Home Educating with special needs and disabilities
Home Educating and SEN/additional support needs.
There are a growing number of families choosing to Home Educate because their child’s needs are not being met in school.
Some families feel like they have no choice, that it’s a last resort, others realise early on that their child will not thrive in a school environment.
Whatever the reason, you are likely to find that Home Education allows you to support your child and quite often their needs change and you learn new ways to support them.
What to do if services are refused/withdrawn
Some services are funded through EHCP, through the NHS or the LA education budget, if it is the latter you will need to ask the SEN team to assign funding/make referrals to the relevant team.
If a service is refusing on the grounds of being Home Educated, it is important to say, in writing, ‘you have a legal duty to all children regardless of the educational venue’.
No service can refuse to carry out assessments if you offer an alternative to school, i.e. Home Ed group, other social groups, at home etc.
You may need to ask the school nurse (they cover Home Educated children) or the GP to do a referral to a service.
SEN general info
- Home Educating a child with SEN or from a special school is possible, you, the parent will be legally responsible in ensuring the education is suitable to the child’s age, ability, aptitude and special needs.

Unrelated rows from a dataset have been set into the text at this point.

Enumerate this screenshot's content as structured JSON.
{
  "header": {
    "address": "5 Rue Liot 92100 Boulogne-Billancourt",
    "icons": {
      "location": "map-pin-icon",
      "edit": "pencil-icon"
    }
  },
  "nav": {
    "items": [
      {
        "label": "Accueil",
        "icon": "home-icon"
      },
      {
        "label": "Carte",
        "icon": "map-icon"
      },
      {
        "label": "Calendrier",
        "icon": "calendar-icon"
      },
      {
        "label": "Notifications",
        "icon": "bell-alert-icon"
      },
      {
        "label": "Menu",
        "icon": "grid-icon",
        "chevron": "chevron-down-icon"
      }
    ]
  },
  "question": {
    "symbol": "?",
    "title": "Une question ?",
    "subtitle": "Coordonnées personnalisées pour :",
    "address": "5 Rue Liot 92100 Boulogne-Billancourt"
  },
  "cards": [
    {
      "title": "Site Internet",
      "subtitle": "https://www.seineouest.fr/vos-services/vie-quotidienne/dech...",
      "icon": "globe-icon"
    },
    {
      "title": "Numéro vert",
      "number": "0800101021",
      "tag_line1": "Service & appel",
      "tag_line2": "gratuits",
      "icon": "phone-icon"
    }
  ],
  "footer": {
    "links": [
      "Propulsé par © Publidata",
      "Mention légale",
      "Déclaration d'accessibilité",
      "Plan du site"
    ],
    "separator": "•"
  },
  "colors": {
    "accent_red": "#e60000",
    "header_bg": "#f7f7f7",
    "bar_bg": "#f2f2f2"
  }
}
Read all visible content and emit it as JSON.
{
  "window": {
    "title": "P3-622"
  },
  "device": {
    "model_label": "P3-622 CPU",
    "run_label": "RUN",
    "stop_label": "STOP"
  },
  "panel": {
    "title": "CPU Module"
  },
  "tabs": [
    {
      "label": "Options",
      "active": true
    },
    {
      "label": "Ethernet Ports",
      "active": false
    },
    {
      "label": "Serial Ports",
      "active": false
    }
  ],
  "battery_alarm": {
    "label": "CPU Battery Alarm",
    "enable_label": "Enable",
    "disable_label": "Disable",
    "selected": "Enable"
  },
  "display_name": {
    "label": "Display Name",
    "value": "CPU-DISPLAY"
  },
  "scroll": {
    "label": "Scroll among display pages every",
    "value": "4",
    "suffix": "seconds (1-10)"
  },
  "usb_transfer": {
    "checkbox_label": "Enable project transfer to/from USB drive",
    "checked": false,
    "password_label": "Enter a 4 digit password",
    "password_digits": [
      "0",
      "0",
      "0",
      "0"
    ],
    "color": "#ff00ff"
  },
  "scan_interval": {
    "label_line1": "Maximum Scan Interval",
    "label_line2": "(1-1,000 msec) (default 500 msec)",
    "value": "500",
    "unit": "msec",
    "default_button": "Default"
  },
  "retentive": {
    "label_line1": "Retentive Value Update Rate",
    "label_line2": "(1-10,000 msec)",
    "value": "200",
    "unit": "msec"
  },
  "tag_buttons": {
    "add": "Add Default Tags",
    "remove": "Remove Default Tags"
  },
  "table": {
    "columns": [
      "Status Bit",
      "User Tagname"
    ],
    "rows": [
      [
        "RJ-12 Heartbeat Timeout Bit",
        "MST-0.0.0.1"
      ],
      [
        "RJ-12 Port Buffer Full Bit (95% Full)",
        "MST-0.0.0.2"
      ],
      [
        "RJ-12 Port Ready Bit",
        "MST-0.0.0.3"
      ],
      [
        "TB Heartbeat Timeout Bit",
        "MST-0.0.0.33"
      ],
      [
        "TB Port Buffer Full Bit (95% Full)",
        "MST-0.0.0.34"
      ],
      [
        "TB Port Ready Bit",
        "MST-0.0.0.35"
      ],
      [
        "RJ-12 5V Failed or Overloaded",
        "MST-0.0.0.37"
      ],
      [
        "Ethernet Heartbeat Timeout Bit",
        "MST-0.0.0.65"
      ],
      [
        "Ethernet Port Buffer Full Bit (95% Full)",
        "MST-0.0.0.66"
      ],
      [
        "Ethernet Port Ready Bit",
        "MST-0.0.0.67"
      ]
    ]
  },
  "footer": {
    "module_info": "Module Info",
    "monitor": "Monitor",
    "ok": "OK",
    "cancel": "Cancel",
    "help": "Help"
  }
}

- The LA EHE team have no more rights to monitor or demand info from you. Though the deregistration process is different.
- You will be asked to take part in the EHCP review. This doesn’t have to be in person, and you can request that the EHE person not be present during reviews.
- When writing your annual EHE report make sure you address how SEN are being met.
- If you haven’t deregistered yet you need to be aware that if your child is in a special school you will need to write to the LA to ask that they remove your child’s name from the school role. Unless in Scotland, in which case you follow the usual withdrawal process. Read more…
- Whilst LAs cannot refuse without a good reason, some LAs are reluctant and attempt to say no. If you need support through this please do Contact Us
- If your child is in mainstream school with a statement/EHCP you have to send a deregistration letter into school, no notice or permission is needed, and you do not need to send your child back. You do not need to have an EHCP review before the deregistration is actioned.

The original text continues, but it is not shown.